In those days to get a bright light you had to have a couple of very large batteries, weighing a couple of pounds each, connected to a lamp strapped to the hunter's head. Keep that fact in mind while I digress just a bit.

Bill, of a previous story, "Coveting," came to Dad one day and said he'd been talking with Ringo and that Ringo was having a hard time out there in the swamps with only minimal clothing. Bill knew that some greenhorn hunters from Chicago had left a first-class pair of hip boots at the lodge when they fled back north after seeing what hunting ducks on the Wacassassa was really like. Bill asked if Dad would let him give those boots to Ringo. Dad said, "O. K."

Two or three weeks after Ringo got the boots he and his companions were returning from a night of hunting 'gators. His two companions rode a boat with a motor while Ringo rode in a towed boat, wearing his boots and his big batteries strapped to his back.

The two hunters in the lead boat later reported that they had seen Ringo sleeping on the net table of the towed boat. However he was not there when they arrived at their landing. Of course they had to go back and search even though they knew that a man does not swim in hip boots with a few pounds of batteries strapped to your back.
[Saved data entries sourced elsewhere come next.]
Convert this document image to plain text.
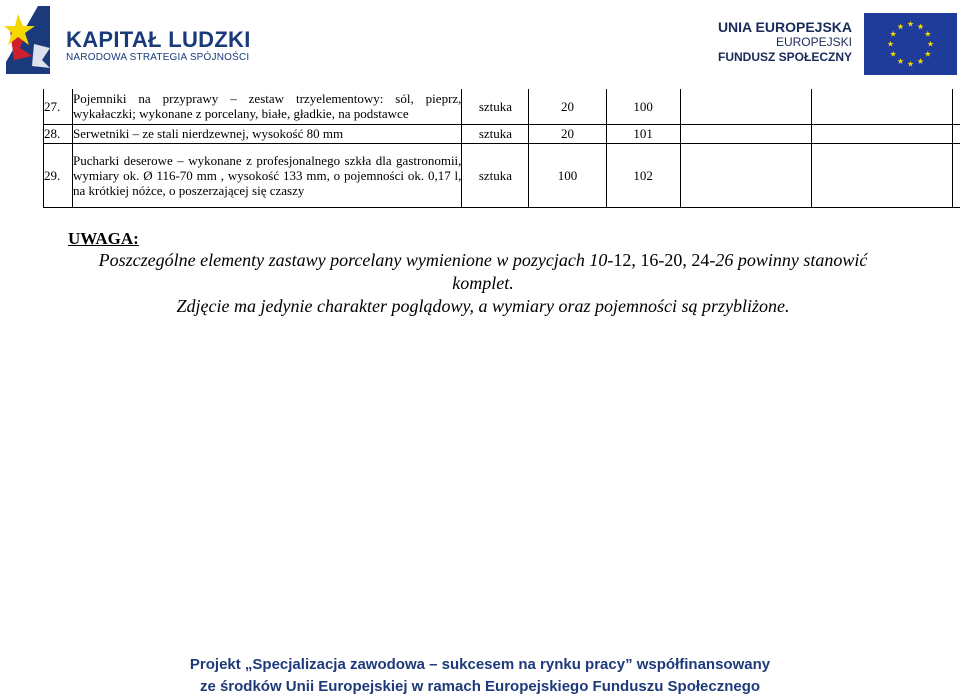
KAPITAŁ LUDZKI
NARODOWA STRATEGIA SPÓJNOŚCI
UNIA EUROPEJSKA
EUROPEJSKI
FUNDUSZ SPOŁECZNY
27.	Pojemniki na przyprawy – zestaw trzyelementowy: sól, pieprz, wykałaczki; wykonane z porcelany, białe, gładkie, na podstawce	sztuka	20	100			
28.	Serwetniki – ze stali nierdzewnej, wysokość 80 mm	sztuka	20	101			
29.	Pucharki deserowe – wykonane z profesjonalnego szkła dla gastronomii, wymiary ok. Ø 116-70 mm , wysokość 133 mm, o pojemności ok. 0,17 l, na krótkiej nóżce, o poszerzającej się czaszy	sztuka	100	102			
UWAGA:
Poszczególne elementy zastawy porcelany wymienione w pozycjach 10-12, 16-20, 24-26 powinny stanowić
komplet.
Zdjęcie ma jedynie charakter poglądowy, a wymiary oraz pojemności są przybliżone.
Projekt „Specjalizacja zawodowa – sukcesem na rynku pracy” współfinansowany
ze środków Unii Europejskiej w ramach Europejskiego Funduszu Społecznego
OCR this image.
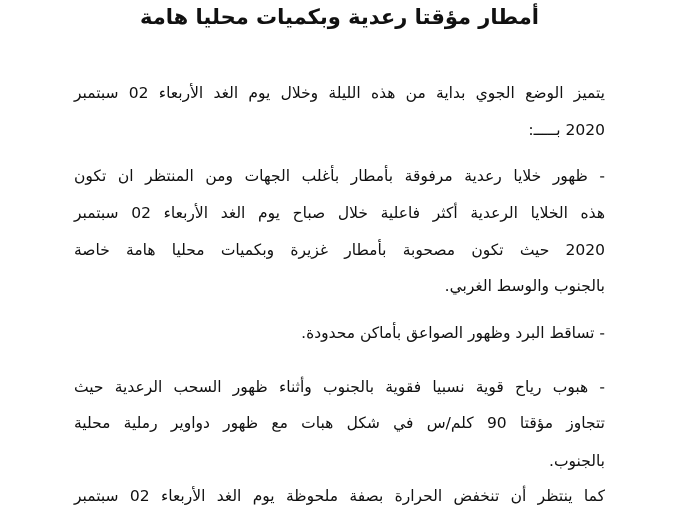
أمطار مؤقتا رعدية وبكميات محليا هامة
يتميز الوضع الجوي بداية من هذه الليلة وخلال يوم الغد الأربعاء 02 سبتمبر
2020 بـــــ:
- ظهور خلايا رعدية مرفوقة بأمطار بأغلب الجهات ومن المنتظر ان تكون
هذه الخلايا الرعدية أكثر فاعلية خلال صباح يوم الغد الأربعاء 02 سبتمبر
2020 حيث تكون مصحوبة بأمطار غزيرة وبكميات محليا هامة خاصة
بالجنوب والوسط الغربي.
- تساقط البرد وظهور الصواعق بأماكن محدودة.
- هبوب رياح قوية نسبيا فقوية بالجنوب وأثناء ظهور السحب الرعدية حيث
تتجاوز مؤقتا 90 كلم/س في شكل هبات مع ظهور دواوير رملية محلية
بالجنوب.
كما ينتظر أن تنخفض الحرارة بصفة ملحوظة يوم الغد الأربعاء 02 سبتمبر
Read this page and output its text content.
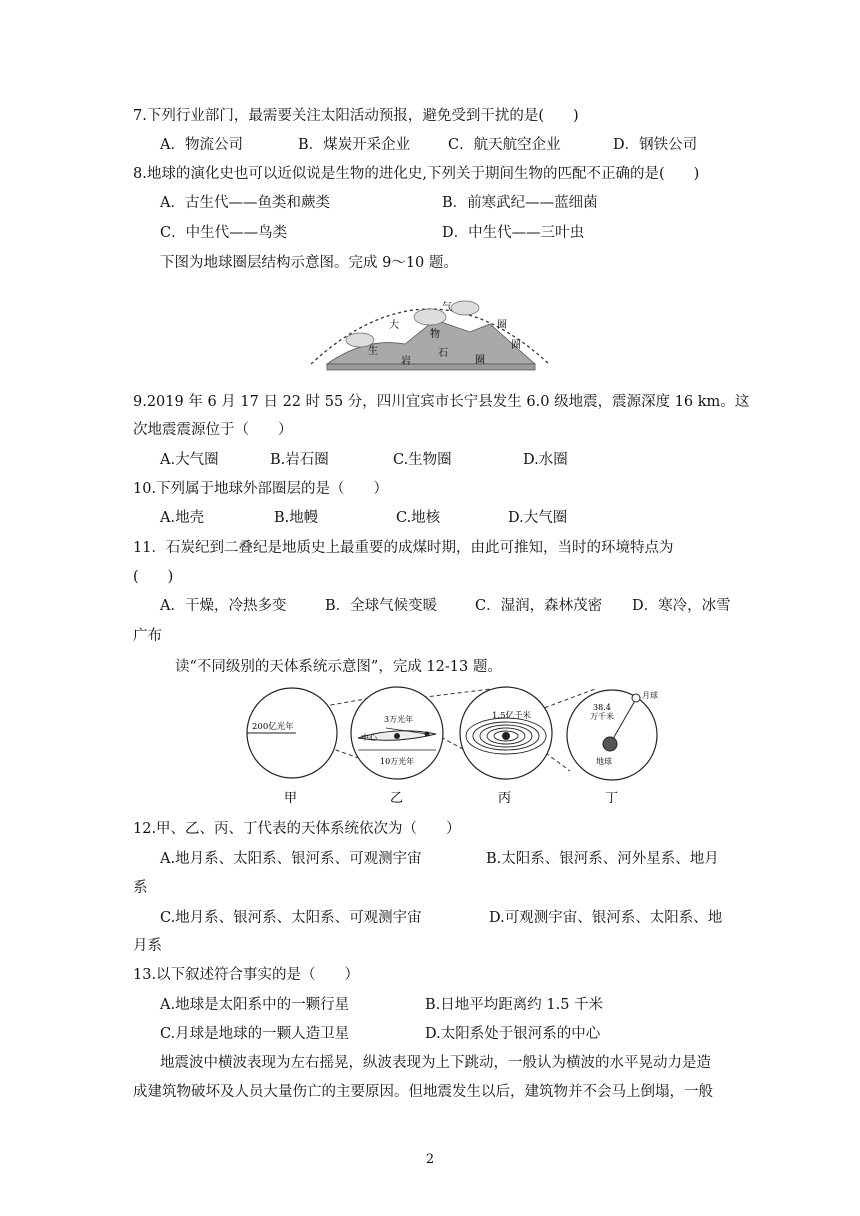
7.下列行业部门，最需要关注太阳活动预报，避免受到干扰的是(　　)
A．物流公司	B．煤炭开采企业	C．航天航空企业	D．钢铁公司
8.地球的演化史也可以近似说是生物的进化史,下列关于期间生物的匹配不正确的是(　　)
A．古生代——鱼类和蕨类	B．前寒武纪——蓝细菌
C．中生代——鸟类	D．中生代——三叶虫
下图为地球圈层结构示意图。完成 9～10 题。
大
气
圈
生
物
圈
岩
石
圈
9.2019 年 6 月 17 日 22 时 55 分，四川宜宾市长宁县发生 6.0 级地震，震源深度 16 km。这
次地震震源位于（　　）
A.大气圈	B.岩石圈	C.生物圈	D.水圈
10.下列属于地球外部圈层的是（　　）
A.地壳	B.地幔	C.地核	D.大气圈
11．石炭纪到二叠纪是地质史上最重要的成煤时期，由此可推知，当时的环境特点为
(　　)
A．干燥，冷热多变	B．全球气候变暖	C．湿润，森林茂密 D．寒冷，冰雪
广布
读“不同级别的天体系统示意图”，完成 12-13 题。
200亿光年
3万光年
中心
10万光年
1.5亿千米
38.4
万千米
月球
地球
甲	乙	丙	丁
12.甲、乙、丙、丁代表的天体系统依次为（　　）
A.地月系、太阳系、银河系、可观测宇宙	B.太阳系、银河系、河外星系、地月
系
C.地月系、银河系、太阳系、可观测宇宙	D.可观测宇宙、银河系、太阳系、地
月系
13.以下叙述符合事实的是（　　）
A.地球是太阳系中的一颗行星	B.日地平均距离约 1.5 千米
C.月球是地球的一颗人造卫星	D.太阳系处于银河系的中心
地震波中横波表现为左右摇晃，纵波表现为上下跳动，一般认为横波的水平晃动力是造
成建筑物破坏及人员大量伤亡的主要原因。但地震发生以后，建筑物并不会马上倒塌，一般
2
Of course they did not find Ringo.

I suppose that today the scuba divers would be called out to scour the river, but in those days you knew what had happened and you just waited. A week or so later someone was fishing for red fish just below Pat's Elbow when he snagged a log. When he managed to reel in that "log," it was, of course, Ringo.

Poor Ringo. He just wasn't too savvy.


Another shooting of which I have some first-hand knowledge occurred in the early thirties, probably about 1932, plus or minus. One evening my mother had deposited me in the bathtub with instructions to scrub away the considerable amount of dirt and grime which a boy would collect in his busy summer day. There being no guests at the lodge, she left open the bathroom door as well as the one between the lobby and the family quarters. That gave me visual privacy and gave her a chance to sit in the lobby and hear me if I became too rambunctious. It also gave me a chance to hear what was going on in the lobby.
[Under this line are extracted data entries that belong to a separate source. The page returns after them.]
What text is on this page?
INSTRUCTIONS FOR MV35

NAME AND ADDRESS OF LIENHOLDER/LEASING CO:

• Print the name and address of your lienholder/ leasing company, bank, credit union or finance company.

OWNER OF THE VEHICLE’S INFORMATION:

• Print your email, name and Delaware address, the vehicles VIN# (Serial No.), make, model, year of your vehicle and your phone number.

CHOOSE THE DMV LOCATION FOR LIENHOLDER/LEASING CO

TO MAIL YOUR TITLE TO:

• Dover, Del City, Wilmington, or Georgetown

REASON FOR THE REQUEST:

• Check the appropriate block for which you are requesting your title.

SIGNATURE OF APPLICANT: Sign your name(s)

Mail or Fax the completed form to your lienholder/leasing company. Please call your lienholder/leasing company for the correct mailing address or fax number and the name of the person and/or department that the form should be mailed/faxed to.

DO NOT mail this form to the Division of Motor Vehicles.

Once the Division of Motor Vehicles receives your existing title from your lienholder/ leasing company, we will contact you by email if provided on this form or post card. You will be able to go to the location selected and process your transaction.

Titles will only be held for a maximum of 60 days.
Soon, I heard Mr. Robinson, our much-liked mail carrier come in and start talking with Dad. After the pleasantries, he said that he needed some of his money which Dad had placed for him in the hotel safe. He sasid that he had just come from Dampier's store in Crackertown and that Mr. Dampier had demanded that he pay his account. As best I recall it wasn't a lot of money--seven or eight dollars--perhaps seventy or eighty dollars in present-day terms.

Dad retrieved the money and Mr. Robinson left for Crackertown.
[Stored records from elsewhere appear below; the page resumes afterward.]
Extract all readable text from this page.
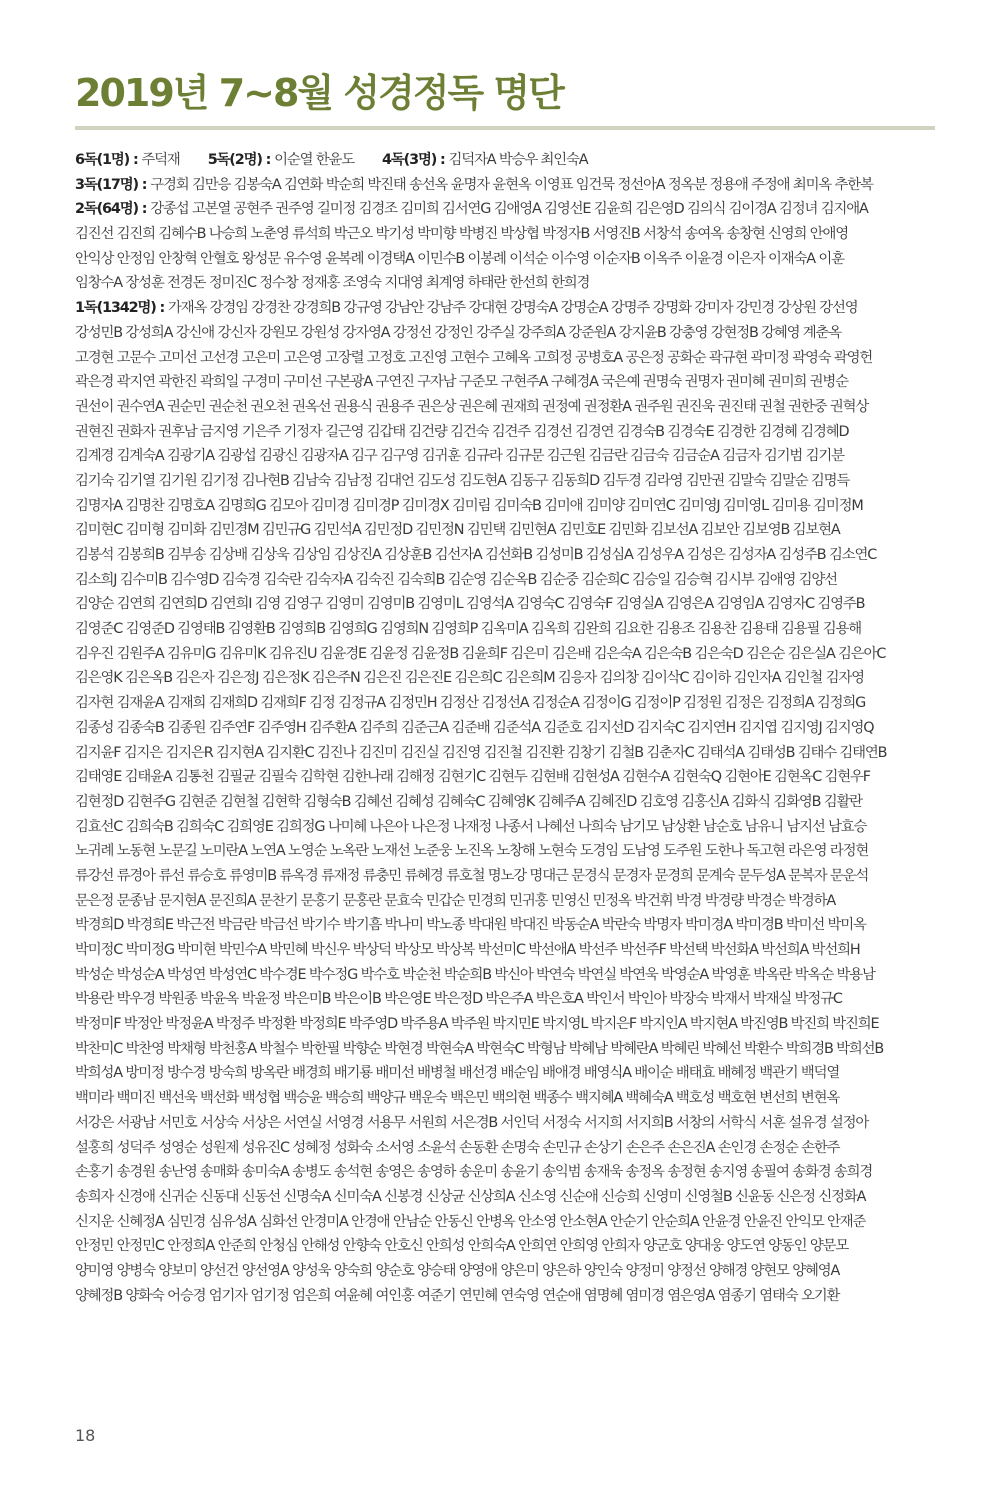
2019년 7~8월 성경정독 명단
6독(1명) : 주덕재 5독(2명) : 이순열 한윤도 4독(3명) : 김덕자A 박승우 최인숙A
3독(17명) : 구경회 김만응 김봉숙A 김연화 박순희 박진태 송선옥 윤명자 윤현옥 이영표 임건묵 정선아A 정옥분 정용애 주정애 최미옥 추한복
2독(64명) : 강종섭 고본열 공현주 권주영 길미정 김경조 김미희 김서연G 김애영A 김영선E 김윤희 김은영D 김의식 김이경A 김정녀 김지애A
김진선 김진희 김혜수B 나승희 노춘영 류석희 박근오 박기성 박미향 박병진 박상협 박정자B 서영진B 서창석 송여옥 송창현 신영희 안애영
안익상 안정임 안창혁 안혈호 왕성문 유수영 윤복례 이경택A 이민수B 이봉례 이석순 이수영 이순자B 이옥주 이윤경 이은자 이재숙A 이훈
임창수A 장성훈 전경돈 정미진C 정수창 정재홍 조영숙 지대영 최계영 하태란 한선희 한희경
1독(1342명) : 가재옥 강경임 강경찬 강경희B 강규영 강남안 강남주 강대현 강명숙A 강명순A 강명주 강명화 강미자 강민경 강상원 강선영
강성민B 강성희A 강신애 강신자 강원모 강원성 강자영A 강정선 강정인 강주실 강주희A 강준원A 강지윤B 강충영 강현정B 강혜영 계춘옥
고경현 고문수 고미선 고선경 고은미 고은영 고장렬 고정호 고진영 고현수 고혜옥 고희정 공병호A 공은정 공화순 곽규현 곽미정 곽영숙 곽영헌
곽은경 곽지연 곽한진 곽희일 구경미 구미선 구본광A 구연진 구자남 구준모 구현주A 구혜경A 국은예 권명숙 권명자 권미혜 권미희 권병순
권선이 권수연A 권순민 권순천 권오천 권옥선 권용식 권용주 권은상 권은혜 권재희 권정예 권정환A 권주원 권진욱 권진태 권철 권한중 권혁상
권현진 권화자 권후남 금지영 기은주 기정자 길근영 김갑태 김건량 김건숙 김견주 김경선 김경연 김경숙B 김경숙E 김경한 김경혜 김경혜D
김계경 김계숙A 김광기A 김광섭 김광신 김광자A 김구 김구영 김귀훈 김규라 김규문 김근원 김금란 김금숙 김금순A 김금자 김기범 김기분
김기숙 김기열 김기원 김기정 김나현B 김남숙 김남정 김대언 김도성 김도현A 김동구 김동희D 김두경 김라영 김만권 김말숙 김말순 김명득
김명자A 김명찬 김명호A 김명희G 김모아 김미경 김미경P 김미경X 김미림 김미숙B 김미애 김미양 김미연C 김미영J 김미영L 김미용 김미정M
김미현C 김미형 김미화 김민경M 김민규G 김민석A 김민정D 김민정N 김민택 김민현A 김민호E 김민화 김보선A 김보안 김보영B 김보현A
김봉석 김봉희B 김부송 김상배 김상욱 김상임 김상진A 김상훈B 김선자A 김선화B 김성미B 김성심A 김성우A 김성은 김성자A 김성주B 김소연C
김소희J 김수미B 김수영D 김숙경 김숙란 김숙자A 김숙진 김숙희B 김순영 김순옥B 김순중 김순희C 김승일 김승혁 김시부 김애영 김양선
김양순 김연희 김연희D 김연희I 김영 김영구 김영미 김영미B 김영미L 김영석A 김영숙C 김영숙F 김영실A 김영은A 김영임A 김영자C 김영주B
김영준C 김영준D 김영태B 김영환B 김영희B 김영희G 김영희N 김영희P 김옥미A 김옥희 김완희 김요한 김용조 김용찬 김용태 김용필 김용해
김우진 김원주A 김유미G 김유미K 김유진U 김윤경E 김윤정 김윤정B 김윤희F 김은미 김은배 김은숙A 김은숙B 김은숙D 김은순 김은실A 김은아C
김은영K 김은옥B 김은자 김은정J 김은정K 김은주N 김은진 김은진E 김은희C 김은희M 김응자 김의창 김이삭C 김이하 김인자A 김인철 김자영
김자현 김재윤A 김재희 김재희D 김재희F 김정 김정규A 김정민H 김정산 김정선A 김정순A 김정이G 김정이P 김정원 김정은 김정희A 김정희G
김종성 김종숙B 김종원 김주연F 김주영H 김주환A 김주희 김준근A 김준배 김준석A 김준호 김지선D 김지숙C 김지연H 김지엽 김지영J 김지영Q
김지윤F 김지은 김지은R 김지현A 김지환C 김진나 김진미 김진실 김진영 김진철 김진환 김창기 김철B 김춘자C 김태석A 김태성B 김태수 김태연B
김태영E 김태윤A 김통천 김필균 김필숙 김학현 김한나래 김해정 김현기C 김현두 김현배 김현성A 김현수A 김현숙Q 김현아E 김현옥C 김현우F
김현정D 김현주G 김현준 김현철 김현학 김형숙B 김혜선 김혜성 김혜숙C 김혜영K 김혜주A 김혜진D 김호영 김홍신A 김화식 김화영B 김활란
김효선C 김희숙B 김희숙C 김희영E 김희정G 나미혜 나은아 나은정 나재정 나종서 나혜선 나희숙 남기모 남상환 남순호 남유니 남지선 남효승
노귀례 노동현 노문길 노미란A 노연A 노영순 노옥란 노재선 노준웅 노진옥 노창해 노현숙 도경임 도남영 도주원 도한나 독고현 라은영 라정현
류강선 류경아 류선 류승호 류영미B 류옥경 류재정 류충민 류혜경 류호철 명노강 명대근 문경식 문경자 문경희 문계숙 문두성A 문복자 문운석
문은정 문종남 문지현A 문진희A 문찬기 문홍기 문홍란 문효숙 민갑순 민경희 민귀홍 민영신 민정옥 박건휘 박경 박경량 박경순 박경하A
박경희D 박경희E 박근전 박금란 박금선 박기수 박기흠 박나미 박노종 박대원 박대진 박동순A 박란숙 박명자 박미경A 박미경B 박미선 박미옥
박미정C 박미정G 박미현 박민수A 박민혜 박신우 박상덕 박상모 박상복 박선미C 박선애A 박선주 박선주F 박선택 박선화A 박선희A 박선희H
박성순 박성순A 박성연 박성연C 박수경E 박수정G 박수호 박순천 박순희B 박신아 박연숙 박연실 박연욱 박영순A 박영훈 박옥란 박옥순 박용남
박용란 박우경 박원종 박윤옥 박윤정 박은미B 박은이B 박은영E 박은정D 박은주A 박은호A 박인서 박인아 박장숙 박재서 박재실 박정규C
박정미F 박정안 박정윤A 박정주 박정환 박정희E 박주영D 박주용A 박주원 박지민E 박지영L 박지은F 박지인A 박지현A 박진영B 박진희 박진희E
박찬미C 박찬영 박채형 박천홍A 박철수 박한필 박향순 박현경 박현숙A 박현숙C 박형남 박혜남 박혜란A 박혜린 박혜선 박환수 박희경B 박희선B
박희성A 방미정 방수경 방숙희 방옥란 배경희 배기룡 배미선 배병철 배선경 배순임 배애경 배영식A 배이순 배태효 배혜정 백관기 백덕열
백미라 백미진 백선욱 백선화 백성협 백승윤 백승희 백양규 백운숙 백은민 백의현 백종수 백지혜A 백혜숙A 백호성 백호현 변선희 변현옥
서강은 서광남 서민호 서상숙 서상은 서연실 서영경 서용무 서원희 서은경B 서인덕 서정숙 서지희 서지희B 서창의 서학식 서훈 설유경 설정아
설홍희 성덕주 성영순 성원제 성유진C 성혜정 성화숙 소서영 소윤석 손동환 손명숙 손민규 손상기 손은주 손은진A 손인경 손정순 손한주
손홍기 송경원 송난영 송매화 송미숙A 송병도 송석현 송영은 송영하 송운미 송윤기 송익범 송재욱 송정옥 송정현 송지영 송필여 송화경 송희경
송희자 신경애 신귀순 신동대 신동선 신명숙A 신미숙A 신봉경 신상균 신상희A 신소영 신순애 신승희 신영미 신영철B 신윤동 신은정 신정화A
신지운 신혜정A 심민경 심유성A 심화선 안경미A 안경애 안남순 안동신 안병옥 안소영 안소현A 안순기 안순희A 안윤경 안윤진 안익모 안재준
안정민 안정민C 안정희A 안준희 안청심 안해성 안향숙 안호신 안희성 안희숙A 안희연 안희영 안희자 양군호 양대웅 양도연 양동인 양문모
양미영 양병숙 양보미 양선건 양선영A 양성욱 양숙희 양순호 양승태 양영애 양은미 양은하 양인숙 양정미 양정선 양해경 양현모 양혜영A
양혜정B 양화숙 어승경 엄기자 엄기정 엄은희 여윤혜 여인홍 여준기 연민혜 연숙영 연순애 염명혜 염미경 염은영A 염종기 염태숙 오기환
18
In less than twenty minutes, I, still in the bathtub, heard a young man arrive (I cannot recall who) and shout excitedly, "Old Man Dampier just shot Mr. Robinson!"

Dad called the sheriff and I believe he went to see if he could do anything. In any event, there was nothing to be done. When the officers arrived Mr. Robinson lay dead in the doorway to the store and Dampier had laid his revolver on the counter and waited to be arrested. They obliged him by taking him off to Bronson. It was reported that Dampier had admitted to having a list of seven or eight people whom he intended to kill. Mr. Robinson happened to be at the top of that list.

People were mystified. No one that I heard of had any inkling that Dampier was dangerous. Quirky, yes, but not lethal. I don't know how old "Old Man Dampier" was because anyone over sixty seemed ancient to me.

Mr. and Mrs. Dampier lived upstairs over the store as I recall. My memory on that is vague. while Dampier, himself, served two years or so in Raiford. I think she tried to keep the business going for a time, but I'm not sure about that either. At some point the business was sold and they moved away.

This absolutely senseless killing left the whole Dunnellon-Inglis-Crackertown-Yankeetown community without a very good and valuable citizen and a large family without a husband and father.